Our findings of inter-personal variabilities in the epigenetic age components of the healthy population have raised our interest in discovering epigenetic age patterns of individuals with biological age accelerating diseases, such as diabetic patients. Our results did not reflect epigenetic age acceleration for T2D and showed rather the opposite, for T1D subjects which had lower epigenetic age than the average of the healthy population (under the red curve in Fig. 5). Nevertheless, these results are in agreement with earlier publications which have also used chronological age-based epigenetic age calculators, such as Horvath’s epigenetic clock [8, 42]. This may indicate that the CpG probes chosen for the construction of such epigenetic age clocks do not reflect variations in DNA methylation leading to epigenetic age drifting in diabetes or its complications. What makes the T1D population “epigenetically younger” according to the aging clock used in this study would be an interesting question for future investigations. Notably, a different epigenetic clock type, the “DNAm GrimAge,” which incorporates DNA methylation sites related to surrogate biomarkers of smoking level and of selected plasma proteins, that are strongly associated with mortality and morbidity, may be a better choice for predicting age acceleration in diabetics [3, 4, 42].

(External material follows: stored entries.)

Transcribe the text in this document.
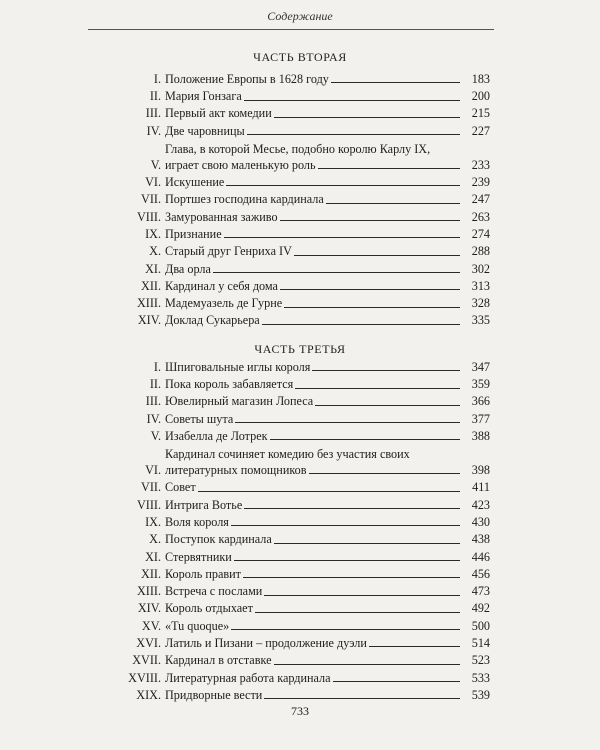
Содержание
ЧАСТЬ ВТОРАЯ
I. Положение Европы в 1628 году	183
II. Мария Гонзага	200
III. Первый акт комедии	215
IV. Две чаровницы	227
V.
Глава, в которой Месье, подобно королю Карлу IX,
играет свою маленькую роль	233
VI. Искушение	239
VII. Портшез господина кардинала	247
VIII. Замурованная заживо	263
IX. Признание	274
X. Старый друг Генриха IV	288
XI. Два орла	302
XII. Кардинал у себя дома	313
XIII. Мадемуазель де Гурне	328
XIV. Доклад Сукарьера	335
ЧАСТЬ ТРЕТЬЯ
I. Шпиговальные иглы короля	347
II. Пока король забавляется	359
III. Ювелирный магазин Лопеса	366
IV. Советы шута	377
V. Изабелла де Лотрек	388
VI.
Кардинал сочиняет комедию без участия своих
литературных помощников	398
VII. Совет	411
VIII. Интрига Вотье	423
IX. Воля короля	430
X. Поступок кардинала	438
XI. Стервятники	446
XII. Король правит	456
XIII. Встреча с послами	473
XIV. Король отдыхает	492
XV. «Tu quoque»	500
XVI. Латиль и Пизани – продолжение дуэли	514
XVII. Кардинал в отставке	523
XVIII. Литературная работа кардинала	533
XIX. Придворные вести	539
733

Of the top five most variable age components that are found solely in the diabetic cohort, PAWR is a tumor suppressor gene, inducing selective apoptosis of cancer cells [43,44,45], and may thus be related to association of aging with higher cancer rates. Another components is related to PIPOX which catalyze the oxidation of L-pipecolate, an intermediate step in the catabolic process of L-lysine to acetyl-CoA, produced in the pipecolate pathway [46, 47]. Elevated levels of lysine were found to be associated with higher risk for the development of T2D and for T2D-concomitant cardiovascular disease (CVD) [48]. In addition, PIPOX promotes sarcosine oxidative N-demethylation, yielding glycine [49], as part of the sarcosine pathway, which is involved in the methionine cycle [50,51,52,53]. The methionine cycle is responsible for the production of S-adenosylmethionine (SAM), the methyl donor substrate in the process of cytosine DNA methylation by the family of DNA methyl transferase (DNMT) enzymes. Differential levels of PIPOX and sarcosine were observed in several types of cancers [49, 54]. In addition, methionine cycle restriction and regulation of SAM production were shown to extend lifespan in various animal models [55].